Back in 2010, it took only a one-day special session of the Mississippi Legislature to pass $76 million worth of taxpayer-funded economic incentives to lure a Pasadena, Texas company to Mississippi that promised to build three plants in the state that would successfully convert wood chips and other biomass into a crude oil substitute that could be refined into gasoline and diesel fuel.
That’s how Kior – at inception one of the real darlings of the emerging biofuels technology industry and early on a Wall Street newsmaker – was able to eventually put Mississippi taxpayers on the hook for an economic investment that has to date gone south.

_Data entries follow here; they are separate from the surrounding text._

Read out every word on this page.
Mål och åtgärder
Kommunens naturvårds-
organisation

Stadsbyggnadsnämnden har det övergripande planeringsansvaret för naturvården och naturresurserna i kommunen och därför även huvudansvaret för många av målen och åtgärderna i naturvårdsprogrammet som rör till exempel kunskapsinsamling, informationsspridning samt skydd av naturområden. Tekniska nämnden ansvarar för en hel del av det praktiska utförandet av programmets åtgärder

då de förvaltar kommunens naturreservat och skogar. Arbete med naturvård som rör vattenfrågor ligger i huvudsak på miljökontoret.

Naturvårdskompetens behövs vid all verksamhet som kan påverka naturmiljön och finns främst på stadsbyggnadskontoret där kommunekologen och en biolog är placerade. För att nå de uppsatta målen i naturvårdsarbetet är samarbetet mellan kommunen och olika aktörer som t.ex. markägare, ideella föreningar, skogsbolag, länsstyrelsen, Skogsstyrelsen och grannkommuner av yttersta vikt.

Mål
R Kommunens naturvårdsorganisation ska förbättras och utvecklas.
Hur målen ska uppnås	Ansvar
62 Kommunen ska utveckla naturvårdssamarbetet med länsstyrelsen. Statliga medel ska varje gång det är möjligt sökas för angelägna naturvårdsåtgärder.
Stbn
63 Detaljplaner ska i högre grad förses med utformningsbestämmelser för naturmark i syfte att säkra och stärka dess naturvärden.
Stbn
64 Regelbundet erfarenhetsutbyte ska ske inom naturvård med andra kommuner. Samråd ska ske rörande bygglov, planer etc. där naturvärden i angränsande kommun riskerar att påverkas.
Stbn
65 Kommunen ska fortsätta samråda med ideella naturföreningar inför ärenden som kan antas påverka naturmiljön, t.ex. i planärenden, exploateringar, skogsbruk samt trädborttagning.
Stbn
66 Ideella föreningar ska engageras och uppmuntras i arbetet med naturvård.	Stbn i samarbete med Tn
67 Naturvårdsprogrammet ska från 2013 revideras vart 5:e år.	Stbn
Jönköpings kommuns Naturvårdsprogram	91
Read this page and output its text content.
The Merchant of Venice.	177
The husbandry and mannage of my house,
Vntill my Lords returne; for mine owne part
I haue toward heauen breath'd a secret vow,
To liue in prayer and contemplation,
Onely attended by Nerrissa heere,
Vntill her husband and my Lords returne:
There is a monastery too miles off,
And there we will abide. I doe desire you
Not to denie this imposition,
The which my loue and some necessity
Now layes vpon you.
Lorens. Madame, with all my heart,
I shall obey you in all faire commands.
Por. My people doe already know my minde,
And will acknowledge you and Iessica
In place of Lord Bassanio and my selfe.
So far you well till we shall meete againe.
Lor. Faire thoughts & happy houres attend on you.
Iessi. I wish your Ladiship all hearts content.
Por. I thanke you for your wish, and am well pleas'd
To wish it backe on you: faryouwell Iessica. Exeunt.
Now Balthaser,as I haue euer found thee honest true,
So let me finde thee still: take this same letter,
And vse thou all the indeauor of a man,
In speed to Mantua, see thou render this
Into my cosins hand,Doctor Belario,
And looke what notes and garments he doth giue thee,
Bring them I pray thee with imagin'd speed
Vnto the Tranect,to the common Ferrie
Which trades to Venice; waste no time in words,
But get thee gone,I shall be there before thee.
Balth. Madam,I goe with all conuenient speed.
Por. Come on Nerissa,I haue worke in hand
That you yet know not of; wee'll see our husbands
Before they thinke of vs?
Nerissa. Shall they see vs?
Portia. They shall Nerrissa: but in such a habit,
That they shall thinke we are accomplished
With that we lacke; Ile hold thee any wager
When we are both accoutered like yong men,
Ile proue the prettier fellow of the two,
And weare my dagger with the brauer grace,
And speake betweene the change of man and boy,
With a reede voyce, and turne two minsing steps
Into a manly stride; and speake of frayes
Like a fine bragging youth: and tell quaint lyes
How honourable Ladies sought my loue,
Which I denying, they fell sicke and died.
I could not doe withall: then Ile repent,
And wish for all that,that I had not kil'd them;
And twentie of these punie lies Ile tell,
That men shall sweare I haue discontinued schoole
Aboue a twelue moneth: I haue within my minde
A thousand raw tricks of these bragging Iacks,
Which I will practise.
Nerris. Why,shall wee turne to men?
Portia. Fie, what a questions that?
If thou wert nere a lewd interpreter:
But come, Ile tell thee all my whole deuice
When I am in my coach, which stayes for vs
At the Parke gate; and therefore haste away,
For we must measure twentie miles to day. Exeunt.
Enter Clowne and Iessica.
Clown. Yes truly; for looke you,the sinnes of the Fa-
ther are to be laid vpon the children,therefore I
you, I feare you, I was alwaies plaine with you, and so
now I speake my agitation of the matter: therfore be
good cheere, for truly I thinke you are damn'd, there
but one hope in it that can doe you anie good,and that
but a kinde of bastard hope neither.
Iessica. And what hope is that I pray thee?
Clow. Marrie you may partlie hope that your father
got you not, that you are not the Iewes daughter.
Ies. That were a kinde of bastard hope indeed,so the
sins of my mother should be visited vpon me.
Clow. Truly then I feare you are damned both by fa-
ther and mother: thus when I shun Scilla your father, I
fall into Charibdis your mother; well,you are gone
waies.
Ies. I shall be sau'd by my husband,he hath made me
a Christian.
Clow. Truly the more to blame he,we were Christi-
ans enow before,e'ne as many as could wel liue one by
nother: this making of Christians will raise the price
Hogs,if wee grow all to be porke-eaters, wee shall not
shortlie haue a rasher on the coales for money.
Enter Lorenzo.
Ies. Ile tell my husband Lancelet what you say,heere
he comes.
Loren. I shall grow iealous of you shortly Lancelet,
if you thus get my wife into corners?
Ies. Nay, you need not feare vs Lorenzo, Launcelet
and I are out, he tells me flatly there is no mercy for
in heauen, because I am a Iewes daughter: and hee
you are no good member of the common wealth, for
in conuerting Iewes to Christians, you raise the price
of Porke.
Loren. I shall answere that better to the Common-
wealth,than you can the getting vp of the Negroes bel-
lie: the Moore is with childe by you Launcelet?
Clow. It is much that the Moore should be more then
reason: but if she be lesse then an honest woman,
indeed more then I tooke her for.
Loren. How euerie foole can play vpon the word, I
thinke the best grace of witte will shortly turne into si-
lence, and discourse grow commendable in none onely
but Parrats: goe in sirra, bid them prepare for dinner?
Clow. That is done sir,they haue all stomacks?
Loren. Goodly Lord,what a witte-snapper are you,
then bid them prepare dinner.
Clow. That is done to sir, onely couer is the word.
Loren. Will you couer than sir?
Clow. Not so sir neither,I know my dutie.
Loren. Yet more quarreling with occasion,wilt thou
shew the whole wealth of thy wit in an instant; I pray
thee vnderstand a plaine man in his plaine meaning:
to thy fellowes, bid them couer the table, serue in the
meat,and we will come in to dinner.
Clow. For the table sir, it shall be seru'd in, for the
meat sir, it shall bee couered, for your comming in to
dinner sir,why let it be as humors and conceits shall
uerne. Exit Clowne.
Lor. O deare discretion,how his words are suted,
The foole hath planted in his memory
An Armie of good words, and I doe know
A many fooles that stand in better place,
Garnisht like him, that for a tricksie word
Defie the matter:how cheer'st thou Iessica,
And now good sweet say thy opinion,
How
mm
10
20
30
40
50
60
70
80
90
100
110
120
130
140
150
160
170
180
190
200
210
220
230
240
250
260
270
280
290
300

Former Gov. Haley Barbour told lawmakers in the political run-up to that brief special session that the company promised him that Mississippi’s economic incentives would in return bring about a $500 million Kior investment in the state that would generate at least 1,000 jobs and some $85 million in annual payroll.
Barbour told the press after the deal was done that the Kior project “is not only an economic development boon for our state but also a key step toward energy self-reliance for our country.”
The Senate Finance Committee was told that the first Mississippi Kior plant would produce 50 million gallons of crude per year. One MDA official told the committee: “We believe that kudzu would work in the facility. We just don’t know how to harvest it.”
Less than a year after that, Kior went to Wall Street with an initial public offering (IPO) seeking $210 million. The IPO didn’t perform as well as the company hoped, raising instead about $150 million.
But not to worry. Early in 2011, Kior said, the company received a term sheet for a loan guarantee from the U.S. Energy Department to support a $1 billion project to build four bio-refineries that together would produce about 250 million gallons of fuel a year.
The prospectus in that Kior IPO stated that the technology being used to produce the crude oil substitute “combines proprietary catalyst systems with well-established fluid catalytic cracking, or FCC, processes that have been used in crude oil refineries to produce gasoline for over 60 years.”
Yet months later Biofuels Daily still hailed two Kior principals as being among the Top 25 People in Bioenergy in 2011–12. Coming in at No. 19 was venture capitalist Vinod Khosla, who was Kior’s primary investor. Khosla was noted by the publication as “instrumental in establishing a public market for advanced biofuels stocks.”